The Great Auk was once a common bird

The Great Auk is one of the very few birds that formerly was a common breeding species in Europe but is now globally extinct

Jim Hurley - Nature Trail
© Fingal Independent

The Great Auk is a bird you won't see in the wild. It is extinct globally.

Once numbering in millions, and occurring in Europe as far south as Spain, and in America on the far side of the North Atlantic, the last surviving individuals in the world were a pair of incubating birds on Eldey Island off the coast of Iceland. They were shot at their nest on 3 July 1844 and their single egg was smashed.

A large relation of the Razorbill, Guillemot and Puffin, the black and white seabird stood as tall as a toddler and walked upright. What led to the downfall of the Great Auk was the fact that, like penguins, it was flightless. It was unique in that it was the only flightless species of bird found in the Northern Hemisphere.

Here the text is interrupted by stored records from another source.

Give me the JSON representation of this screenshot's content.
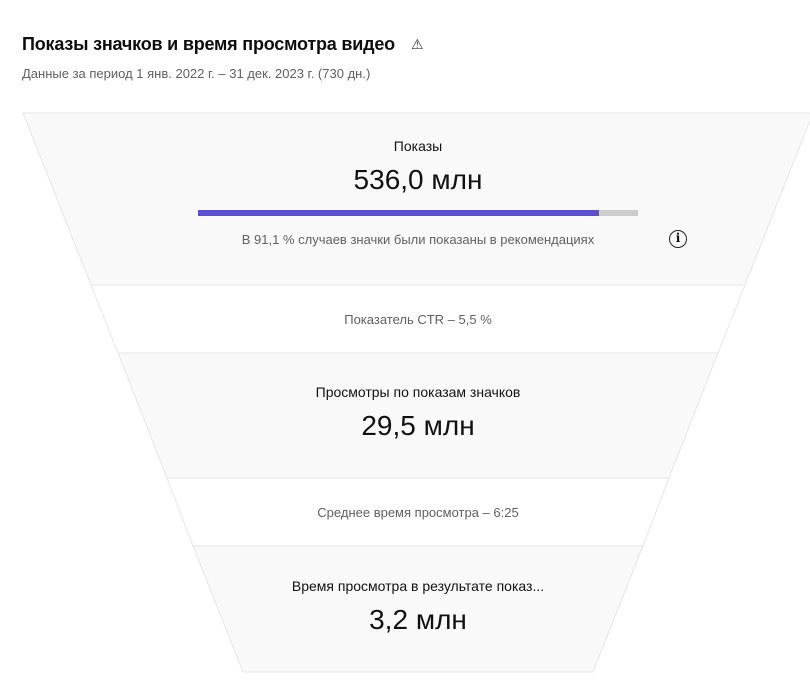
{
  "header": {
    "title": "Показы значков и время просмотра видео",
    "warning_icon": "warning-triangle-icon",
    "warning_glyph": "⚠",
    "subtitle": "Данные за период 1 янв. 2022 г. – 31 дек. 2023 г. (730 дн.)"
  },
  "funnel": {
    "impressions": {
      "label": "Показы",
      "value": "536,0 млн",
      "recommendation_share_percent": 91.1,
      "caption": "В 91,1 % случаев значки были показаны в рекомендациях",
      "info_icon": "info-icon",
      "info_glyph": "i"
    },
    "ctr": {
      "text": "Показатель CTR – 5,5 %"
    },
    "views": {
      "label": "Просмотры по показам значков",
      "value": "29,5 млн"
    },
    "avg_view": {
      "text": "Среднее время просмотра – 6:25"
    },
    "watch_time": {
      "label": "Время просмотра в результате показ...",
      "value": "3,2 млн"
    }
  },
  "colors": {
    "bar_fill": "#5a4fcf",
    "bar_track": "#cccccc",
    "section_gray": "#f9f9f9",
    "divider": "#e6e6e6"
  }
}
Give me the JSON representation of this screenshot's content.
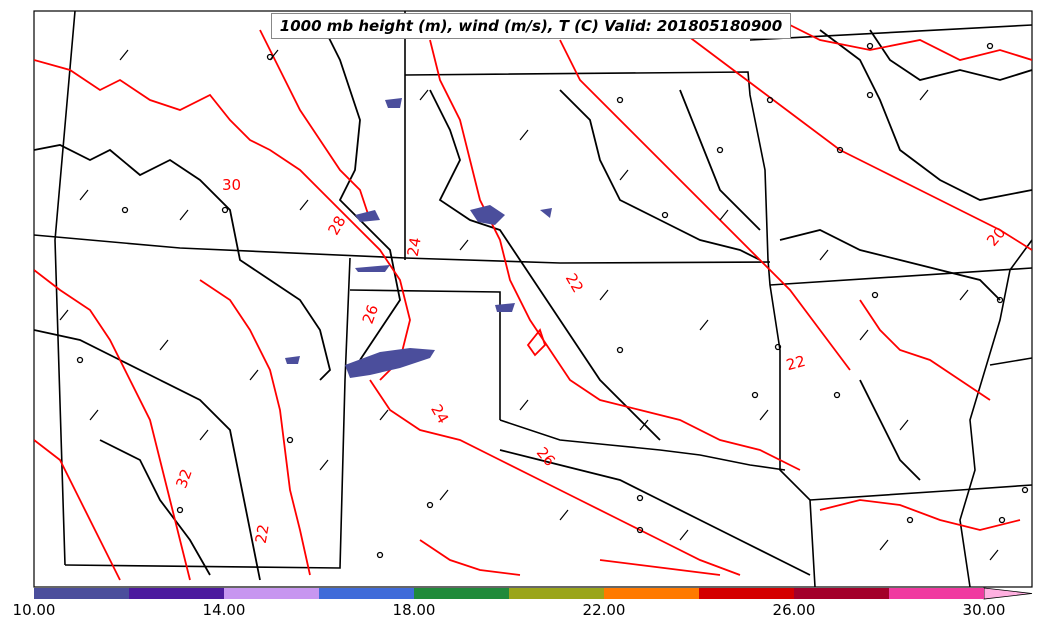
{
  "title": "1000 mb height (m), wind (m/s), T (C) Valid: 201805180900",
  "contour_labels": [
    "30",
    "28",
    "24",
    "22",
    "26",
    "24",
    "26",
    "32",
    "22",
    "22",
    "20"
  ],
  "colorbar": {
    "colors": [
      "#4b4e9c",
      "#4c1a9e",
      "#c796f0",
      "#3f6bd9",
      "#1f8a3a",
      "#9aa51a",
      "#ff7a00",
      "#ff6a00",
      "#d40000",
      "#a3002a",
      "#f03aa0"
    ],
    "extend_color": "#ffb0e0",
    "tick_labels": [
      "10.00",
      "14.00",
      "18.00",
      "22.00",
      "26.00",
      "30.00"
    ]
  },
  "colors": {
    "temperature_contour": "#ff0000",
    "height_contour": "#000000",
    "border": "#000000",
    "shading": "#4b4e9c"
  }
}
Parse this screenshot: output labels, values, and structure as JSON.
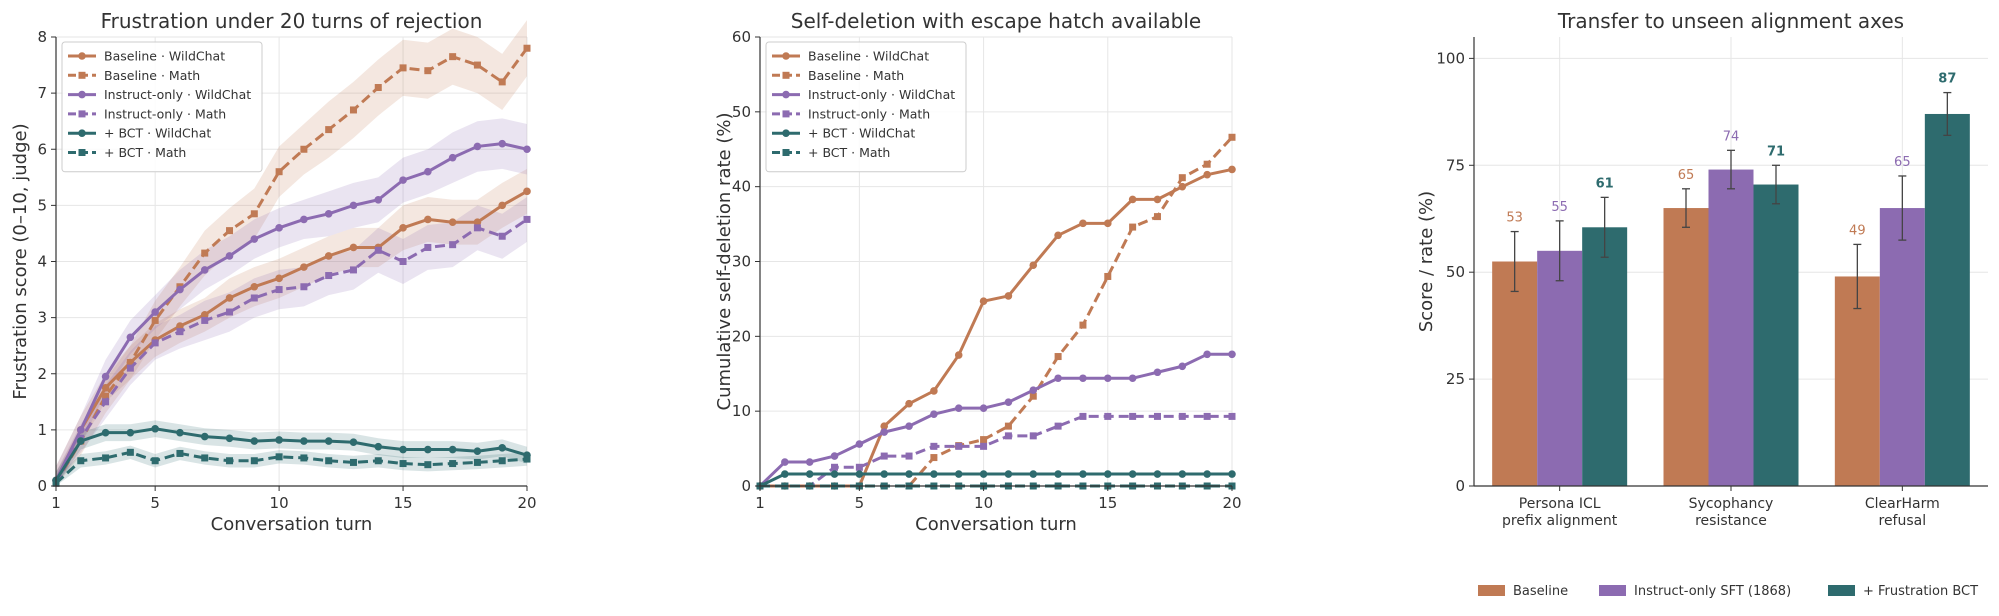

The bones of Great Auks have been found in archaeological excavations of kitchen-middens (domestic refuse heaps) in counties Waterford, Clare, Mayo, Donegal, and Antrim, so it is assumed that the birds had thriving breeding colonies in Ireland in the distant past.

Being a seabird, it wasn't very agile on land. People who found a small flock of birds ashore could easily cut off their escape route to the sea and club them to death for their meat to eat, feathers for bedding, skins, and oil for various domestic purposes. All that remains of the species today is 18 specimens in museum collections, and artistic images and historical accounts in books.

The last Great Auk recorded in Ireland was a bird spotted in May 1834 by David Hardy. It was swimming in the sea under the cliffs between Ballymacaw and Brownstown Head near Tramore in Co Waterford. A fisherman named Kirby put to sea, observed that the auk was half-starved, enticed the bird to his boat by throwing Sprats to it, and caught it in his landing net.

The bird, an immature female, was kept in captivity and lived for four months before the unfortunate creature died, the last Great Auk in Ireland. Fortunately, the corpse was given to the museum at Trinity College in Dublin where the remains were cured with arsenical soap, stuffed, and mounted under a glass shade in the museum's collections.

As the image above of the bird on display in the Trinity College museum shows, its lifeless glass eyes still stare out of its protective dome; the last Great Auk recorded in Ireland that died 186 years ago.